CDC data has shown an increase in RSV detections and RSV-associated emergency department visits and hospitalizations throughout the United States, with many regions nearing seasonal peak levels of the virus. Each year in the United States, an estimated 58,000-80,000 children younger than five are hospitalized due to RSV infection (CDC). Those hospitalized typically require oxygen, IV fluids, and mechanical ventilation and improve with this care and are discharged within a few days.

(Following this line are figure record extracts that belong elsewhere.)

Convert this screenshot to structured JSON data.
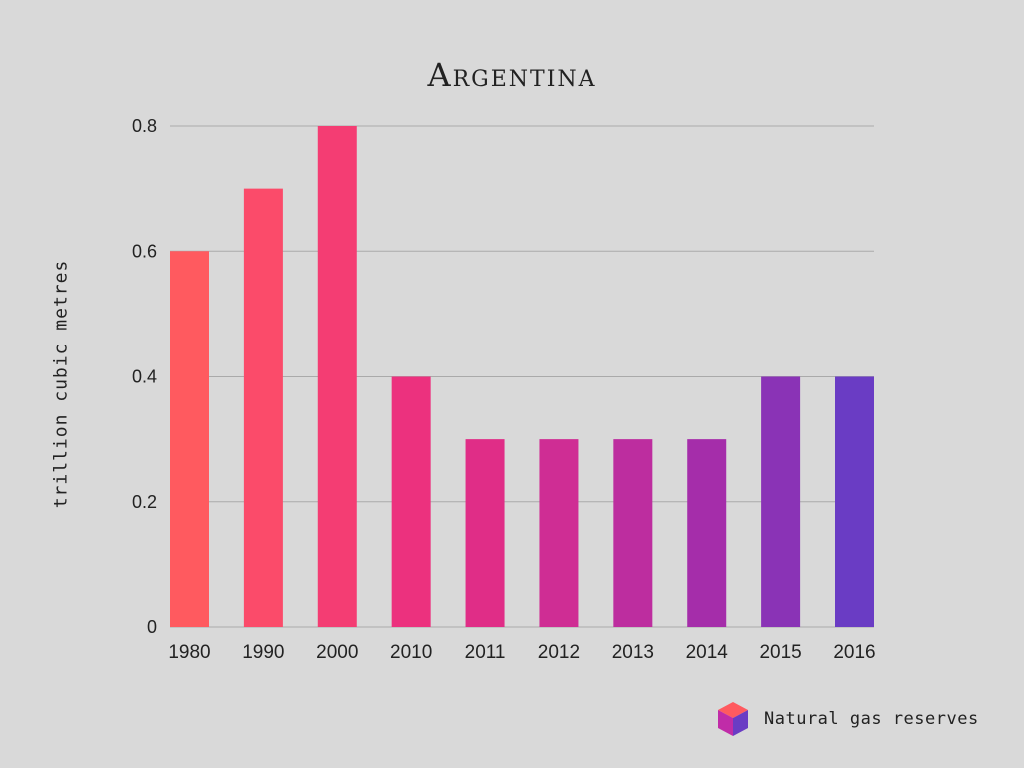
{
  "chart_data": {
    "type": "bar",
    "title": "Argentina",
    "ylabel": "trillion cubic metres",
    "xlabel": "",
    "categories": [
      "1980",
      "1990",
      "2000",
      "2010",
      "2011",
      "2012",
      "2013",
      "2014",
      "2015",
      "2016"
    ],
    "values": [
      0.6,
      0.7,
      0.8,
      0.4,
      0.3,
      0.3,
      0.3,
      0.3,
      0.4,
      0.4
    ],
    "ylim": [
      0,
      0.8
    ],
    "yticks": [
      "0",
      "0.2",
      "0.4",
      "0.6",
      "0.8"
    ],
    "grid": true,
    "bar_colors": [
      "#ff5a5f",
      "#fb4b6a",
      "#f43d73",
      "#ec317e",
      "#e02d87",
      "#cf2d94",
      "#bd2d9f",
      "#a52daa",
      "#8a33b6",
      "#6a3cc4"
    ],
    "legend": {
      "label": "Natural gas reserves",
      "placement": "bottom-right"
    }
  }
}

RSV is a common respiratory virus that typically causes mild, cold-like symptoms that most people recover from in a week or two. People of all ages can contract RSV. However, the virus is more common and extreme in young children and older adults.
These cold-like symptoms include a stuffy or runny nose, a cough, headache, and a low fever. Many children’s appetites also may be lower, and RSV can lead to fewer wet diapers for nursing babies.
Children are often exposed to and infected by RSV at school and other activities outside the home. Among younger children in the United States, RSV is the most common cause of bronchiolitis (inflammation of the small airways in the lungs), croup, ear infections, and pneumonia (infection in the lungs).
RSV transmission occurs when infected individuals cough or sneeze, individuals get virus droplets from a cough or sneeze in their eyes, nose, or mouth, when individuals touch a surface that has the virus on it and then touch their face before washing their hands, or when individuals have direct contact with an infected person.
Those at the highest risk for severe disease include premature infants, young children with congenital heart and chronic lung disease, young children with weakened immune systems, infants still nursing or bottle feeding, adults with compromised immune systems, and older adults with underlying heart or lung disease.
The warning signs for your child are difficulty breathing, runny nose, decreased appetite, irritability, decreased activity, apnea, and cough, which may progress into wheezing.
If an individual becomes infected with RSV, they will be contagious for three to eight days. However, infants and those with weakened immune systems can continue to be contagious and spread the virus even after symptoms have stopped for up to four weeks.
For your child’s safety, it is important to wash your and your children’s hands often, keep hands off the face, avoid close contact with sick people, cover your cough and sneezes, disinfect infected surfaces, and stay home when you are sick.
There is currently no vaccine for RSV, but scientists are working to create one. However, individuals can receive other vaccinations for viral illnesses to protect themselves, including the flu and COVID-19 vaccines. Additionally, some medicines can help prevent some babies at high risk for severe RSV disease.
Getting your child tested for RSV is not always necessary, for a diagnosis can be made through symptoms and a physical exam. However, if you are concerned about your child’s well-being, or your own, you should reach out to your healthcare provider for further help.